Con sentenza n. 5689 del 12 marzo u.s, la Corte di Cassazione ha stabilito che non ricorre la decadenza dai benefici per l’acquisto della “prima casa”, quando la cessione dell’immobile agevolato prima del decorso di cinque dall’acquisto sia seguita, entro un anno, dall’acquisizione di un altro immobile, anche mediante donazione.

In caso di acquisto di un’abitazione non di lusso, quale “prima casa”, è riconosciuta una tassazione ridotta ai fini delle imposte di registro, ipotecaria e catastale ovvero ai fini dell’imposta sul valore aggiunto (nelle ipotesi in cui è prevista l’applicazione dell’IVA in luogo dell’imposta di registro).
La vendita dell’immobile acquistato usufruendo delle agevolazioni fiscali previste per l’acquisto della “prima casa”, prima del decorso del termine quinquennale, determina la decadenza dai benefici e l’obbligo di versare le imposte in misura ordinaria, oltre sanzioni e interessi.
I benefici riconosciuti, tuttavia, si conservano acquistando entro un anno dalla vendita dell’immobile agevolato, un altro immobile non di lusso, da adibire a propria abitazione. A tal fine, i giudici della Suprema Corte, interpretando le norme che regolano i benefici cd. “prima casa”, hanno affermato che l’acquisto del secondo immobile non deve essere necessariamente a titolo oneroso, ma deve essere riconosciuto il mantenimento dei benefici anche quando l’acquisto avvenga a titolo gratuito, come nel caso della donazione.

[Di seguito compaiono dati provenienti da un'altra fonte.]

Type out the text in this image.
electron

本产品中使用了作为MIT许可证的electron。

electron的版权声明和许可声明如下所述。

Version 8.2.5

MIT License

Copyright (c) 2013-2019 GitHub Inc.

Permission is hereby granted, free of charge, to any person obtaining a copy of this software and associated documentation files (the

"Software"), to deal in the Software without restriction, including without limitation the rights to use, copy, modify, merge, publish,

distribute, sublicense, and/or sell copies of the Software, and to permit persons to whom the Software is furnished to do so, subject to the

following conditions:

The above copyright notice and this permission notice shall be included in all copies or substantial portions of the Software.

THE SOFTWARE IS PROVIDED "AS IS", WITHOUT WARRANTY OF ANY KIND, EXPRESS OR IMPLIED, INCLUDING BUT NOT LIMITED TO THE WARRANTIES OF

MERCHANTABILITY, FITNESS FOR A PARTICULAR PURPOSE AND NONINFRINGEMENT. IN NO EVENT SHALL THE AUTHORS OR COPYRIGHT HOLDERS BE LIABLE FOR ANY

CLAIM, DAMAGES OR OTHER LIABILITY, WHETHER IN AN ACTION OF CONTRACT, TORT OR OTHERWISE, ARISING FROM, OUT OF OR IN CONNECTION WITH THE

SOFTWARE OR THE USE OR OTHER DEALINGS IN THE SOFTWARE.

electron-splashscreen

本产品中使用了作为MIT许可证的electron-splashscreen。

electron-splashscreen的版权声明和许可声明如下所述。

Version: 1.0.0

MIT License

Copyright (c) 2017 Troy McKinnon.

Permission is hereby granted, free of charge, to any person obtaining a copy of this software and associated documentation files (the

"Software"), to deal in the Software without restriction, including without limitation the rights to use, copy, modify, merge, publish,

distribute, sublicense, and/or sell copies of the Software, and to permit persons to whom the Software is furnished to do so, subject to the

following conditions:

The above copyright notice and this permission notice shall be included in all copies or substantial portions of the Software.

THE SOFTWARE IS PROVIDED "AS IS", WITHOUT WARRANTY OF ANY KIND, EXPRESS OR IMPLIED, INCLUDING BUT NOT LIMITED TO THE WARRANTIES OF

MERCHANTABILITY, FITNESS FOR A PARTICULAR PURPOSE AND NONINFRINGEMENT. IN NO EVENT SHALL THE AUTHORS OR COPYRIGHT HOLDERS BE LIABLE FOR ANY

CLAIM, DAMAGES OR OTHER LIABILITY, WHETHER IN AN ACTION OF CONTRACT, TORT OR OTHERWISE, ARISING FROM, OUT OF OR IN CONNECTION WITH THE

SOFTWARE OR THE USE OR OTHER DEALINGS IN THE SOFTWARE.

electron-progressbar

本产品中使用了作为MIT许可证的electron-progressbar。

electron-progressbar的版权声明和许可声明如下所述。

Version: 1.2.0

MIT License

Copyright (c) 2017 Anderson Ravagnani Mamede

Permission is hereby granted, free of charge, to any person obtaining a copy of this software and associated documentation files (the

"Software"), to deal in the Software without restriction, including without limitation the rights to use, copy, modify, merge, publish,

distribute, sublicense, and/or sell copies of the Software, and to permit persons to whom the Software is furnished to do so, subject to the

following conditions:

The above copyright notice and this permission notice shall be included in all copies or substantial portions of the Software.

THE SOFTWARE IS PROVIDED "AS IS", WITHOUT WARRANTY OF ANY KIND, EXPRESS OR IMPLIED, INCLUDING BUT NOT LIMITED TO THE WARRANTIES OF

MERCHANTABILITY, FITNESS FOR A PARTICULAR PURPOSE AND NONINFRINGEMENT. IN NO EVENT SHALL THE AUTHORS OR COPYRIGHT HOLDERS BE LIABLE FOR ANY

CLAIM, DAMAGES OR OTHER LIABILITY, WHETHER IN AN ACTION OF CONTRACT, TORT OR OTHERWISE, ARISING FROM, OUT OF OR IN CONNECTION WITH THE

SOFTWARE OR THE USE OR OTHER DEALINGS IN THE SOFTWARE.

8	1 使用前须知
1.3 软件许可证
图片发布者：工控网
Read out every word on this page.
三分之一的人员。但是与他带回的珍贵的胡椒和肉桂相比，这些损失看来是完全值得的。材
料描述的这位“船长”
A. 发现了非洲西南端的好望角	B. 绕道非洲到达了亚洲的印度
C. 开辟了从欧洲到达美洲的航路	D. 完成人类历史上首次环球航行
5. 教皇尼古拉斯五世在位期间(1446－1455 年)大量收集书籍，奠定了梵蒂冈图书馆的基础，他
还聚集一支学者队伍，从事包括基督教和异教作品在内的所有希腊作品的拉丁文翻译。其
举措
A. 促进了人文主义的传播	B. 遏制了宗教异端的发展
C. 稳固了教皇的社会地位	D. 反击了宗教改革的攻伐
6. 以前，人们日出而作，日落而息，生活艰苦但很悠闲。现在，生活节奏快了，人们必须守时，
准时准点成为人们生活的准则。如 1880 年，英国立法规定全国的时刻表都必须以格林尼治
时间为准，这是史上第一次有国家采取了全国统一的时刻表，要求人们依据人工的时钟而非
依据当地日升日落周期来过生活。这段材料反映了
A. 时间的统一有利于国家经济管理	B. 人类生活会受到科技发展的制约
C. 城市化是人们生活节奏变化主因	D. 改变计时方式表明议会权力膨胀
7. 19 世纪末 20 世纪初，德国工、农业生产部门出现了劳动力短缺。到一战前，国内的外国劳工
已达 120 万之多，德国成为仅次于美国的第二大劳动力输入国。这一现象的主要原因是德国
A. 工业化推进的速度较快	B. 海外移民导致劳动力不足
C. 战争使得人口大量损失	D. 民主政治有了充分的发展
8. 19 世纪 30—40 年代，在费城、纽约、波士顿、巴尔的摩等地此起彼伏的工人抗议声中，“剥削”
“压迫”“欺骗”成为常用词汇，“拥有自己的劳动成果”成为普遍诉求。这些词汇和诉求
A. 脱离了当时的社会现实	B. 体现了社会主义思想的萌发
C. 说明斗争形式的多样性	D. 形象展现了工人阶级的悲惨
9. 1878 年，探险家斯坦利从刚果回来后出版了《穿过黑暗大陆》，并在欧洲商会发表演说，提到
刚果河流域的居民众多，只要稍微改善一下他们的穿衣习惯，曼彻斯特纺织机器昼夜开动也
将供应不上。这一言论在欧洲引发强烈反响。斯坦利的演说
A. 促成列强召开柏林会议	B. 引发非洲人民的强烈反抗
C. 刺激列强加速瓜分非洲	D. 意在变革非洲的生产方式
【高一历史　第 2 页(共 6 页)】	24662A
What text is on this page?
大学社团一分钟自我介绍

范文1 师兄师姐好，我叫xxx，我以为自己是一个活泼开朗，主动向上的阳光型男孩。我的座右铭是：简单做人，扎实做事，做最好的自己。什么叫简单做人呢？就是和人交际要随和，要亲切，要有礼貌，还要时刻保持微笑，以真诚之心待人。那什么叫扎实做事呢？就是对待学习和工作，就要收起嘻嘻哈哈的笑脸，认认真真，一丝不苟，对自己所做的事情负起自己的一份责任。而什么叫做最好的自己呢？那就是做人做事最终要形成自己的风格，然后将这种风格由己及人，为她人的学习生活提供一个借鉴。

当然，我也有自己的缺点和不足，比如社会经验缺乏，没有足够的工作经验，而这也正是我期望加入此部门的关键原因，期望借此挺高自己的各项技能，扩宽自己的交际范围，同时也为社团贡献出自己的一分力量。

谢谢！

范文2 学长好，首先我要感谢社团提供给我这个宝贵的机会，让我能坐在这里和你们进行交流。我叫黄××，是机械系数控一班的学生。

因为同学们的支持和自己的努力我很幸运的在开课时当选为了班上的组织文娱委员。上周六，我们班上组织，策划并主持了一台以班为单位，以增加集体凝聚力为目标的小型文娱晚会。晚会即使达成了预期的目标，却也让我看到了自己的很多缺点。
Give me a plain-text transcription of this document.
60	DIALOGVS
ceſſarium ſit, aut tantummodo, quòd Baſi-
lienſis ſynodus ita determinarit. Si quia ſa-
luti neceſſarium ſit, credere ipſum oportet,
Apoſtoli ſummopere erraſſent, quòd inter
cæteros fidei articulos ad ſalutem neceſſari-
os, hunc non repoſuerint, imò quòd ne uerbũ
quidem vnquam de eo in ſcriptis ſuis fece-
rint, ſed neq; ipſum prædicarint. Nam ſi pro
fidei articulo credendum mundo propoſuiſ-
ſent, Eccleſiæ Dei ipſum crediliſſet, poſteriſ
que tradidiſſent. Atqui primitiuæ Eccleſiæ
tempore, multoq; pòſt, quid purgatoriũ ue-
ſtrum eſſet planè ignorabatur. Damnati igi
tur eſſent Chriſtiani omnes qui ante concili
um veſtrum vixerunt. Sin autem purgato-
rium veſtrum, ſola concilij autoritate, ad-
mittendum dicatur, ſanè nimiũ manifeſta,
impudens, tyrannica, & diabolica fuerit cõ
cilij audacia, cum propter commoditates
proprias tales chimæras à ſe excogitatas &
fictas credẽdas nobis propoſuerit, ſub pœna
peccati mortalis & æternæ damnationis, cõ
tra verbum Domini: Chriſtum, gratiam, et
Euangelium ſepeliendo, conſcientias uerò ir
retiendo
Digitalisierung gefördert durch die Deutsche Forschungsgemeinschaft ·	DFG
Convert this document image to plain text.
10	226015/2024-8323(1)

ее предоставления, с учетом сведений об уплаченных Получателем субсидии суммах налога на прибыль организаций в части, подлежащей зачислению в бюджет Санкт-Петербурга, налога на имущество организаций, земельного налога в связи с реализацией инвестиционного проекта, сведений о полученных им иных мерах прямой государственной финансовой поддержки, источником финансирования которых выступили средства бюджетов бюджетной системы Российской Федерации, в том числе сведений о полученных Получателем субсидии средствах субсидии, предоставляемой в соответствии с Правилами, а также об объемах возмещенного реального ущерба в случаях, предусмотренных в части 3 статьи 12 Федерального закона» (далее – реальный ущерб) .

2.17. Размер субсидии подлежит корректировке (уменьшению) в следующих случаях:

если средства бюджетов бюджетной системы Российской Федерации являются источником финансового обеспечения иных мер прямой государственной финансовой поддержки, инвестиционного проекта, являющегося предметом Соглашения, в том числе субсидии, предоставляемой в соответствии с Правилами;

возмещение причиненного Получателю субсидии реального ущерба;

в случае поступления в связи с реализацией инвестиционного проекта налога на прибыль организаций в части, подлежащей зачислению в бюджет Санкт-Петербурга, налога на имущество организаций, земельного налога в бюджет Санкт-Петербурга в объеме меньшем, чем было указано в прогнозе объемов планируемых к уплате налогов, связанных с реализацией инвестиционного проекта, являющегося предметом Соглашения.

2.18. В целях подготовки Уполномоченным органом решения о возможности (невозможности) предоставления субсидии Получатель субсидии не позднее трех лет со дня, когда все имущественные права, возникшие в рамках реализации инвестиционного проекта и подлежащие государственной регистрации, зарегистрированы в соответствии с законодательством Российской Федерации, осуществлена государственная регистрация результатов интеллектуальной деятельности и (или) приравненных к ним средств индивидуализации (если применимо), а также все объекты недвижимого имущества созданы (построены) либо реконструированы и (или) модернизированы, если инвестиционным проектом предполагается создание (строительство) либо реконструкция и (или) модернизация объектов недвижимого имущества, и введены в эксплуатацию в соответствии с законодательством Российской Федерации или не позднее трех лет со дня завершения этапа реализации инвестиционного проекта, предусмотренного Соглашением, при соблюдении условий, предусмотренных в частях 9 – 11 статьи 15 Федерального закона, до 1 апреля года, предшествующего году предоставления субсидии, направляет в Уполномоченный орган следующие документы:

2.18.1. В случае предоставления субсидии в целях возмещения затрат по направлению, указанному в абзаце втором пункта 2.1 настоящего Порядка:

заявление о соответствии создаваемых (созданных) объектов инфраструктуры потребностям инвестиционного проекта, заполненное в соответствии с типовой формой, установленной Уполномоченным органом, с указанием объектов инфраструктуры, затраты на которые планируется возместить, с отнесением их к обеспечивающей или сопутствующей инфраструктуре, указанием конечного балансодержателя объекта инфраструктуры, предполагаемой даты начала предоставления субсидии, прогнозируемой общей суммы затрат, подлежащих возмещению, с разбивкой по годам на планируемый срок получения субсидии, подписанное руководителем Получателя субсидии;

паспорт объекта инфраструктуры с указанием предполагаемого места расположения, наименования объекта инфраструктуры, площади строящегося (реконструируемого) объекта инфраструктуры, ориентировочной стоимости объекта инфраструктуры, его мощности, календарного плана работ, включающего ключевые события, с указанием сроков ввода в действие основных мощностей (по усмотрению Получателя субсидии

La normativa riconosce l’agevolazione “prima casa” sia ai trasferimenti onerosi che a quelli gratuiti. Orbene, secondo i giudici, lo stesso punto, quando stabilisce che per il mantenimento dell’agevolazione si deve procedere all’acquisto di altro immobile da adibire a propria abitazione principale non dice diversamente, giacché, come noto, acquisto è sia quello oneroso che quello gratuito.
Ne consegue che devono ritenersi soddisfatte le condizioni previste per il mantenimento dei benefici anche quando il secondo immobile sia acquisito mediante donazione. In considerazione del rinvio operato dalla normativa in materia di IVA a quella sull’imposta di registro, la medesima conclusione vale qualora sia stata assolta l’IVA in luogo dell’imposta di registro.
Infine, secondo i giudici, è irrilevante che le somme ricavate dalla vendita del primo immobile venduto siano reinvestite nel secondo acquisto, potendo lo stesso essere acquistato a titolo gratuito.